Last night I went shopping with my good friend of 18 years. Which oddly enough, was kind of strange. I usually go shopping alone, or with one, two, or even three octopi. I shop by myself because I like to take my time doing what I want, in the stores that I want to be in, for as long as I want to be in them. My friend (who has four octopi) typically does the same. When we got there she read my mind and said, "I never shop with anyone, I always go by myself." I replied, "me too!" So there we were, two single shoppers trying to navigate the social shopping rules. We have similar taste so it was a pretty smooth transition :). I bought a pair of cute jeans with some fancy pocket work and a hippy-type tank top. She bought some pants and cute flowy shirt. Our husbands were at home feeding the children, giving them baths, and putting them to bed. It was awesome.
This morning I went hiking. Well, I suppose it was really just walking at a slight angle up a small mountain. No hiking boots, no water bottles, and it was only a 3-mile round-trip, but we were on a dirt road and it went uphill. We split money on a babysitter, and took off free as birds in a Nissan Pathfinder. We spent two hours away from the kiddos. We climbed and talked ourselves to the top, where we could see a 360 degree view of the city. The weather was gorgeous. We were all baring our pale-white slightly unshaven legs, and no one cared (I believe mine were the whitest of the white, almost glow-in-the-dark). A beautiful morning with friends.

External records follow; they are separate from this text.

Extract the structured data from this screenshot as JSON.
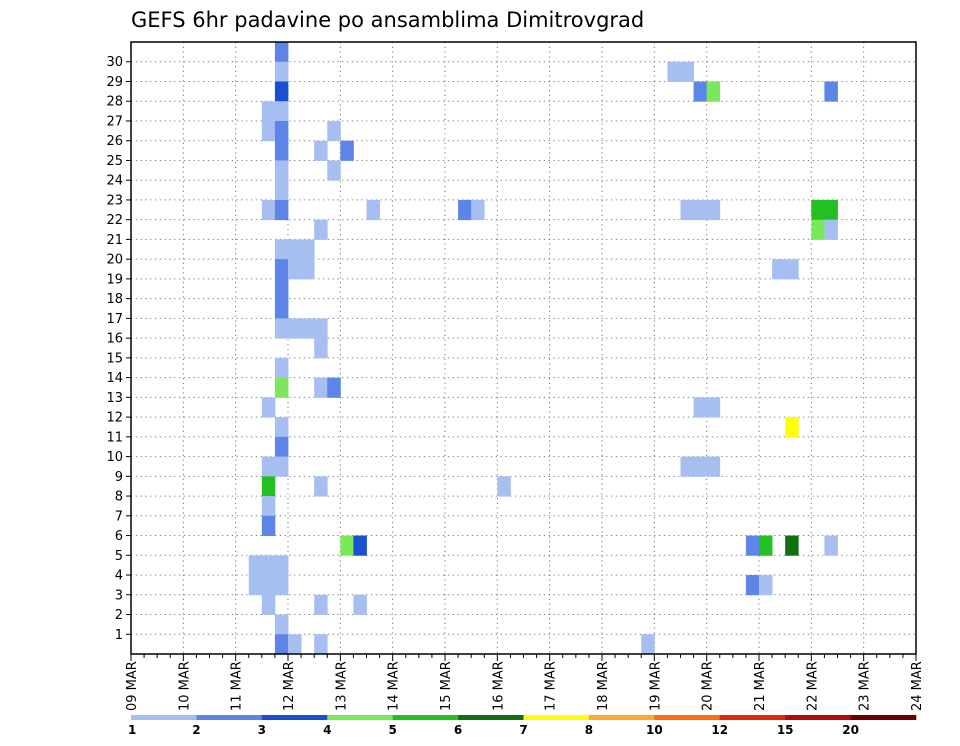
{
  "chart_data": {
    "type": "heatmap",
    "title": "GEFS 6hr padavine po ansamblima Dimitrovgrad",
    "x_tick_labels": [
      "09 MAR",
      "10 MAR",
      "11 MAR",
      "12 MAR",
      "13 MAR",
      "14 MAR",
      "15 MAR",
      "16 MAR",
      "17 MAR",
      "18 MAR",
      "19 MAR",
      "20 MAR",
      "21 MAR",
      "22 MAR",
      "23 MAR",
      "24 MAR"
    ],
    "y_tick_labels": [
      "1",
      "2",
      "3",
      "4",
      "5",
      "6",
      "7",
      "8",
      "9",
      "10",
      "11",
      "12",
      "13",
      "14",
      "15",
      "16",
      "17",
      "18",
      "19",
      "20",
      "21",
      "22",
      "23",
      "24",
      "25",
      "26",
      "27",
      "28",
      "29",
      "30"
    ],
    "x_unit": "6-hour steps from 09 MAR 00 UTC",
    "grid": "dotted",
    "legend": {
      "position": "bottom",
      "labels": [
        "1",
        "2",
        "3",
        "4",
        "5",
        "6",
        "7",
        "8",
        "10",
        "12",
        "15",
        "20"
      ],
      "colors": [
        "#a7bff0",
        "#5d85e8",
        "#1c4ed2",
        "#7ae85a",
        "#22c022",
        "#0e700e",
        "#ffff00",
        "#ffa830",
        "#ff6e0a",
        "#e0280f",
        "#b00c0c",
        "#6a0000"
      ]
    },
    "cells": [
      [
        11,
        30,
        1
      ],
      [
        11,
        29,
        0
      ],
      [
        11,
        28,
        2
      ],
      [
        10,
        27,
        0
      ],
      [
        11,
        27,
        0
      ],
      [
        10,
        26,
        0
      ],
      [
        11,
        26,
        1
      ],
      [
        11,
        25,
        1
      ],
      [
        11,
        24,
        0
      ],
      [
        11,
        23,
        0
      ],
      [
        10,
        22,
        0
      ],
      [
        11,
        22,
        1
      ],
      [
        11,
        20,
        0
      ],
      [
        11,
        19,
        1
      ],
      [
        11,
        18,
        1
      ],
      [
        11,
        17,
        1
      ],
      [
        11,
        16,
        0
      ],
      [
        11,
        14,
        0
      ],
      [
        11,
        13,
        3
      ],
      [
        10,
        12,
        0
      ],
      [
        11,
        11,
        0
      ],
      [
        11,
        10,
        1
      ],
      [
        10,
        9,
        0
      ],
      [
        11,
        9,
        0
      ],
      [
        10,
        8,
        4
      ],
      [
        10,
        7,
        0
      ],
      [
        10,
        6,
        1
      ],
      [
        9,
        4,
        0
      ],
      [
        10,
        4,
        0
      ],
      [
        11,
        4,
        0
      ],
      [
        9,
        3,
        0
      ],
      [
        10,
        3,
        0
      ],
      [
        11,
        3,
        0
      ],
      [
        10,
        2,
        0
      ],
      [
        11,
        1,
        0
      ],
      [
        11,
        0,
        1
      ],
      [
        12,
        0,
        0
      ],
      [
        15,
        26,
        0
      ],
      [
        14,
        25,
        0
      ],
      [
        16,
        25,
        1
      ],
      [
        15,
        24,
        0
      ],
      [
        14,
        21,
        0
      ],
      [
        12,
        20,
        0
      ],
      [
        13,
        20,
        0
      ],
      [
        12,
        19,
        0
      ],
      [
        13,
        19,
        0
      ],
      [
        12,
        16,
        0
      ],
      [
        13,
        16,
        0
      ],
      [
        14,
        16,
        0
      ],
      [
        14,
        15,
        0
      ],
      [
        14,
        13,
        0
      ],
      [
        15,
        13,
        1
      ],
      [
        14,
        8,
        0
      ],
      [
        16,
        5,
        3
      ],
      [
        17,
        5,
        2
      ],
      [
        14,
        2,
        0
      ],
      [
        17,
        2,
        0
      ],
      [
        14,
        0,
        0
      ],
      [
        18,
        22,
        0
      ],
      [
        25,
        22,
        1
      ],
      [
        26,
        22,
        0
      ],
      [
        28,
        8,
        0
      ],
      [
        39,
        0,
        0
      ],
      [
        41,
        29,
        0
      ],
      [
        42,
        29,
        0
      ],
      [
        43,
        28,
        1
      ],
      [
        44,
        28,
        3
      ],
      [
        42,
        22,
        0
      ],
      [
        43,
        22,
        0
      ],
      [
        44,
        22,
        0
      ],
      [
        43,
        12,
        0
      ],
      [
        44,
        12,
        0
      ],
      [
        42,
        9,
        0
      ],
      [
        43,
        9,
        0
      ],
      [
        44,
        9,
        0
      ],
      [
        47,
        5,
        1
      ],
      [
        48,
        5,
        4
      ],
      [
        50,
        5,
        5
      ],
      [
        47,
        3,
        1
      ],
      [
        48,
        3,
        0
      ],
      [
        49,
        19,
        0
      ],
      [
        50,
        19,
        0
      ],
      [
        50,
        11,
        6
      ],
      [
        53,
        28,
        1
      ],
      [
        52,
        22,
        4
      ],
      [
        53,
        22,
        4
      ],
      [
        52,
        21,
        3
      ],
      [
        53,
        21,
        0
      ],
      [
        53,
        5,
        0
      ]
    ]
  }
}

It was awesome!
While I was shopping last night, I saw a sign on one of the walls: "Love is spoken here." Simple and basic as that is, it struck me as a revelation somehow. I felt like those words hit me in a deep place. That is my new motto. That is what I want my kids to feel. That is the atmosphere I want to have. Too often the frustration takes hold and I react, because I am feeling burned out. And no one is perfect and loving all of the time. But when I take some breaks, catch my breath, take in the scenery, and have time to reflect (and shop), perhaps it will be easier to speak the language of love, rather than the language of frustration. It just may require the use of an expensive babysitter.
Sounds lovely. I'm definitely pro-babysitter, all the way!